Throwback Thursday: "The Usual Suspects" Gun

"Keaton always said, 'I don't believe in God, but I'm afraid of him.' Well I believe in God, and the only thing that scares me is Keyser Soze." — Verbal Kint, The Usual Suspects

Let's face it: Not many movies can offer the same shocks and excitement after 23 years that they did on their first release...and, unfortunately, sometimes it's the most popular movies that don't stand up to the test of time. Between subsequent parodies and homages (some of which can border on plagiarism), even the highest-quality films can seem a bit hackneyed after two decades. Fortunately, that does not hold true for the 1994 noir hit The Usual Suspects...nor for the gun featured in today's #Throwback Thursday. 

The gun, a semi-automatic Smith & Wesson 6909 chambered in 9mm, appears on screen only briefly...and most viewers will find themselves focusing on the person who is holding it, the enigmatic Keyser Soze. His face is never shown in the scene, because the identity of the bête noire is being withheld from the police interviewer, the audience and, in fact, all of the film's actors. Each one of the stars of the movie had been led to believe that he was playing Soze; it was only when the movie was first screened for the actors that they realized who Soze was.

The 6900 series of Smith & Wesson pistols proved quite popular as movie props during the last decade of the 20th century and, to a certain extent, the first decade of the 21st.
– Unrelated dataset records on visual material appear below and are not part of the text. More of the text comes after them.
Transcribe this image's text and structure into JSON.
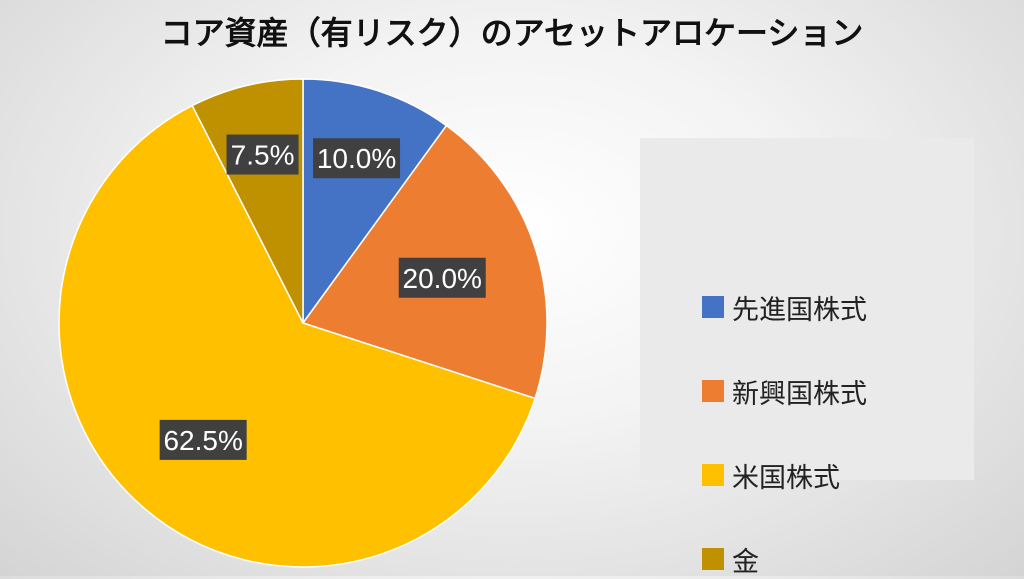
{
  "chart_data": {
    "type": "pie",
    "title": "コア資産（有リスク）のアセットアロケーション",
    "legend_position": "right",
    "slices": [
      {
        "label": "先進国株式",
        "value": 10.0,
        "value_label": "10.0%",
        "color": "#4472C4"
      },
      {
        "label": "新興国株式",
        "value": 20.0,
        "value_label": "20.0%",
        "color": "#ED7D31"
      },
      {
        "label": "米国株式",
        "value": 62.5,
        "value_label": "62.5%",
        "color": "#FFC000"
      },
      {
        "label": "金",
        "value": 7.5,
        "value_label": "7.5%",
        "color": "#BF9000"
      }
    ]
  }
}
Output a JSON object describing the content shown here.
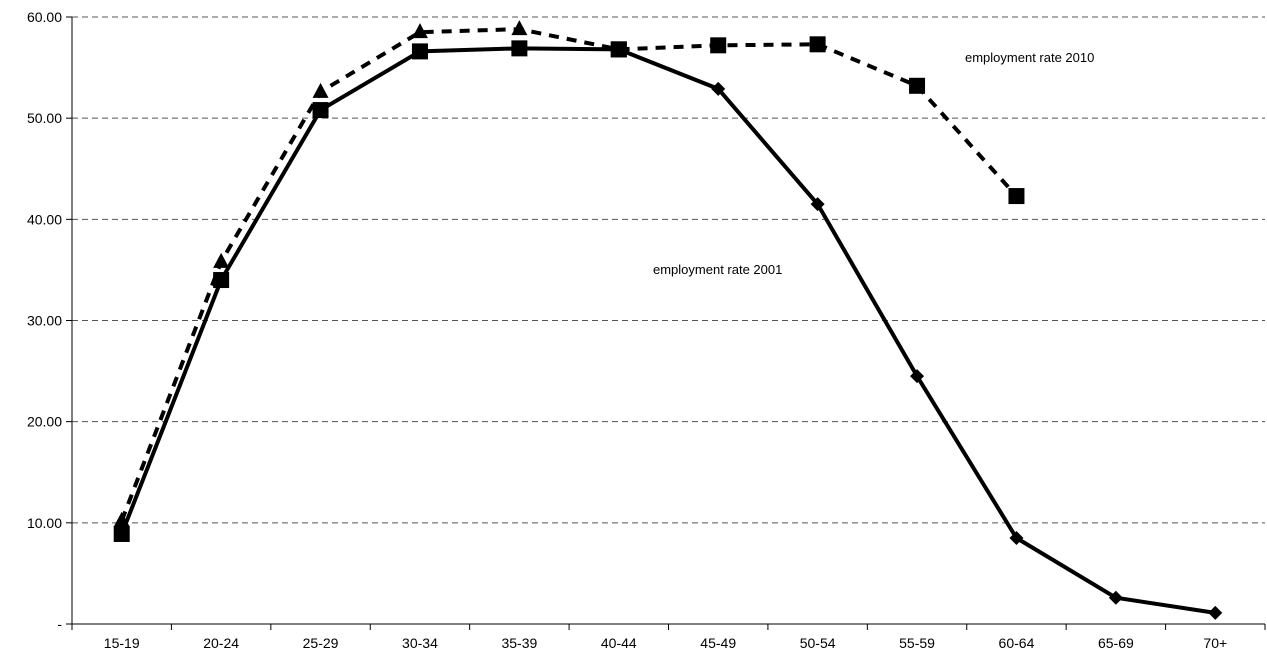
{
  "chart_data": {
    "type": "line",
    "categories": [
      "15-19",
      "20-24",
      "25-29",
      "30-34",
      "35-39",
      "40-44",
      "45-49",
      "50-54",
      "55-59",
      "60-64",
      "65-69",
      "70+"
    ],
    "ylim": [
      0,
      60
    ],
    "yticks": [
      "-",
      "10.00",
      "20.00",
      "30.00",
      "40.00",
      "50.00",
      "60.00"
    ],
    "grid": "horizontal dashed",
    "series": [
      {
        "name": "employment rate 2001",
        "style": "solid",
        "values": [
          8.9,
          34.0,
          50.8,
          56.6,
          56.9,
          56.8,
          52.9,
          41.5,
          24.5,
          8.5,
          2.6,
          1.1
        ]
      },
      {
        "name": "employment rate 2010",
        "style": "dashed",
        "values": [
          10.2,
          35.8,
          52.6,
          58.5,
          58.8,
          56.8,
          57.2,
          57.3,
          53.2,
          42.3,
          null,
          null
        ]
      }
    ],
    "annotations": [
      {
        "text": "employment rate 2010"
      },
      {
        "text": "employment rate 2001"
      }
    ]
  }
}
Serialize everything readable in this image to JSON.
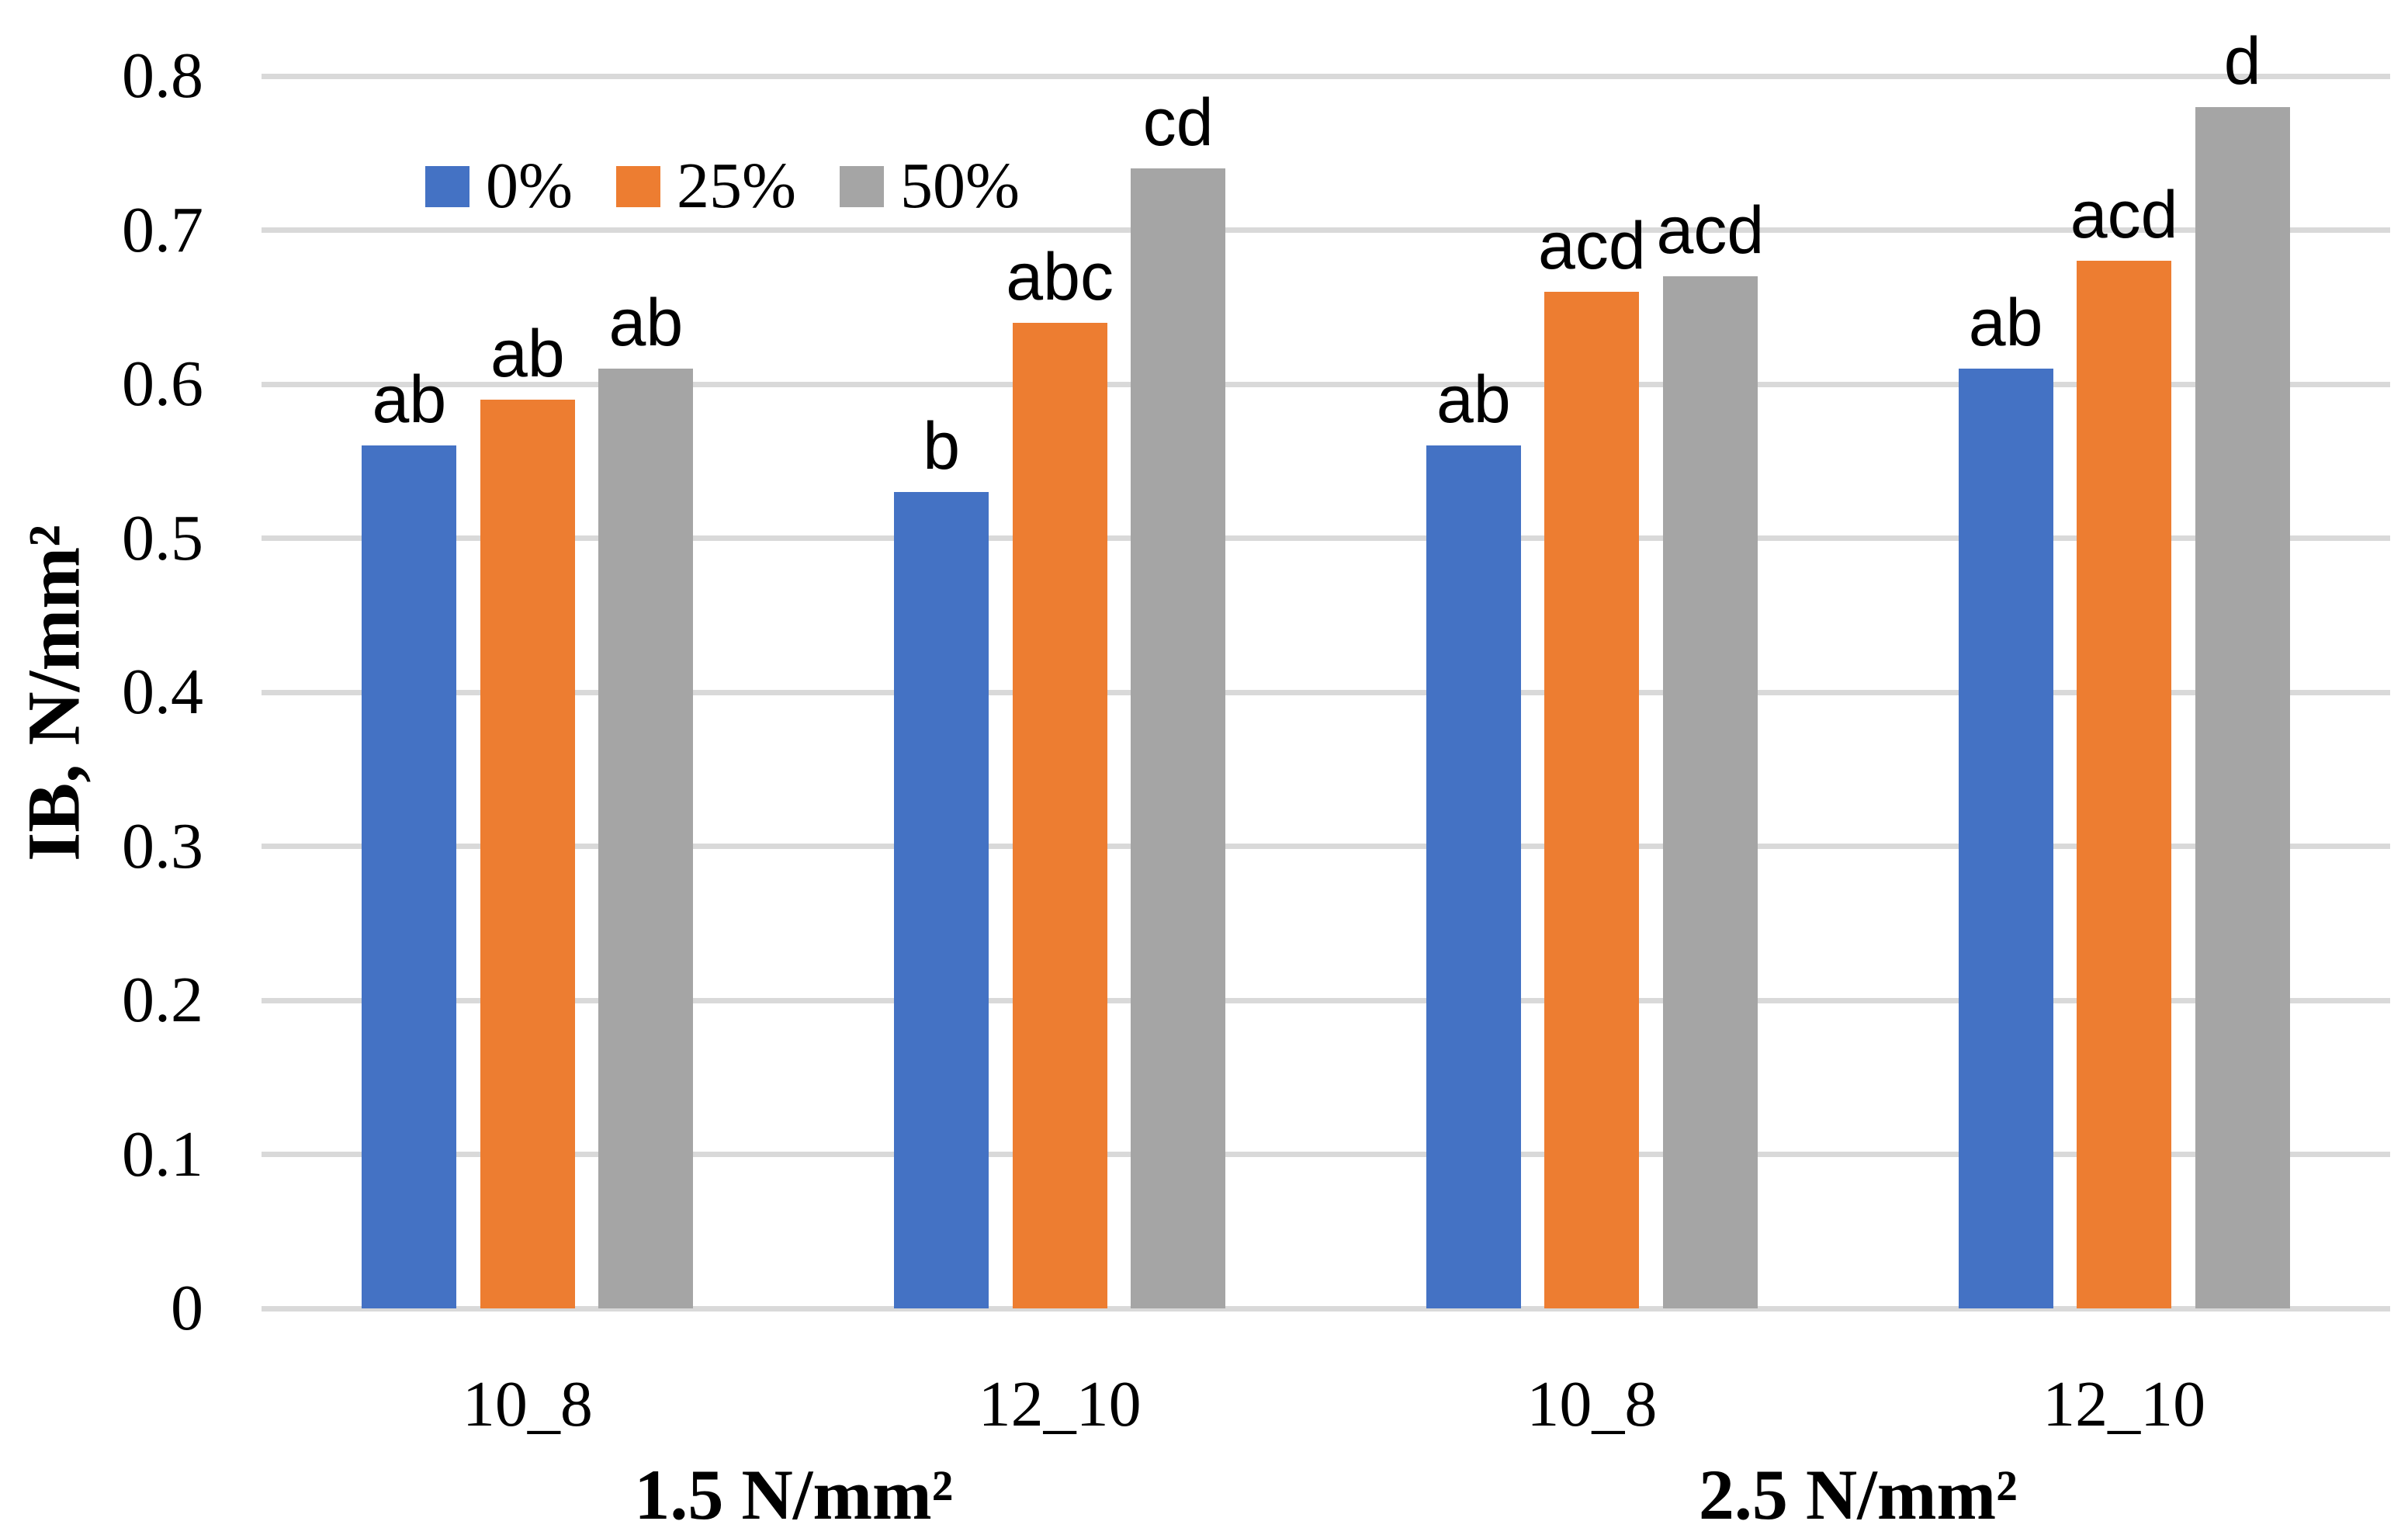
{
  "chart_data": {
    "type": "bar",
    "title": "",
    "ylabel": "IB, N/mm²",
    "xlabel": "",
    "ylim": [
      0,
      0.8
    ],
    "ytick_step": 0.1,
    "ytick_labels": [
      "0",
      "0.1",
      "0.2",
      "0.3",
      "0.4",
      "0.5",
      "0.6",
      "0.7",
      "0.8"
    ],
    "grid": true,
    "legend_position": "inside-top-left",
    "categories": [
      "10_8",
      "12_10",
      "10_8",
      "12_10"
    ],
    "sections": [
      {
        "label": "1.5 N/mm²",
        "category_indexes": [
          0,
          1
        ]
      },
      {
        "label": "2.5 N/mm²",
        "category_indexes": [
          2,
          3
        ]
      }
    ],
    "series": [
      {
        "name": "0%",
        "color": "#4472C4",
        "values": [
          0.56,
          0.53,
          0.56,
          0.61
        ],
        "labels": [
          "ab",
          "b",
          "ab",
          "ab"
        ]
      },
      {
        "name": "25%",
        "color": "#ED7D31",
        "values": [
          0.59,
          0.64,
          0.66,
          0.68
        ],
        "labels": [
          "ab",
          "abc",
          "acd",
          "acd"
        ]
      },
      {
        "name": "50%",
        "color": "#A5A5A5",
        "values": [
          0.61,
          0.74,
          0.67,
          0.78
        ],
        "labels": [
          "ab",
          "cd",
          "acd",
          "d"
        ]
      }
    ],
    "colors": {
      "gridline": "#D9D9D9",
      "text": "#000000",
      "background": "#FFFFFF"
    }
  }
}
Similar models were featured in Speed, Heat, Batman Begins, Reservoir Dogs and The World Is Not Enough

The movie, which regularly makes "Top Movies of All Time" lists and won two Oscars, stands up to watch after re-watch, with new details leaping out at the viewer each time. The film does have an "R" rating, thanks to language and violence; however, the the Smith & Wesson 6909 we're highlighting today, as well as all of the others in the "Hollywood Guns" display at the NRA National Firearms Museum, definitely counts as family-friendly entertainment. The Museum is open 364 days a year, except Christmas Day, and is free of charge.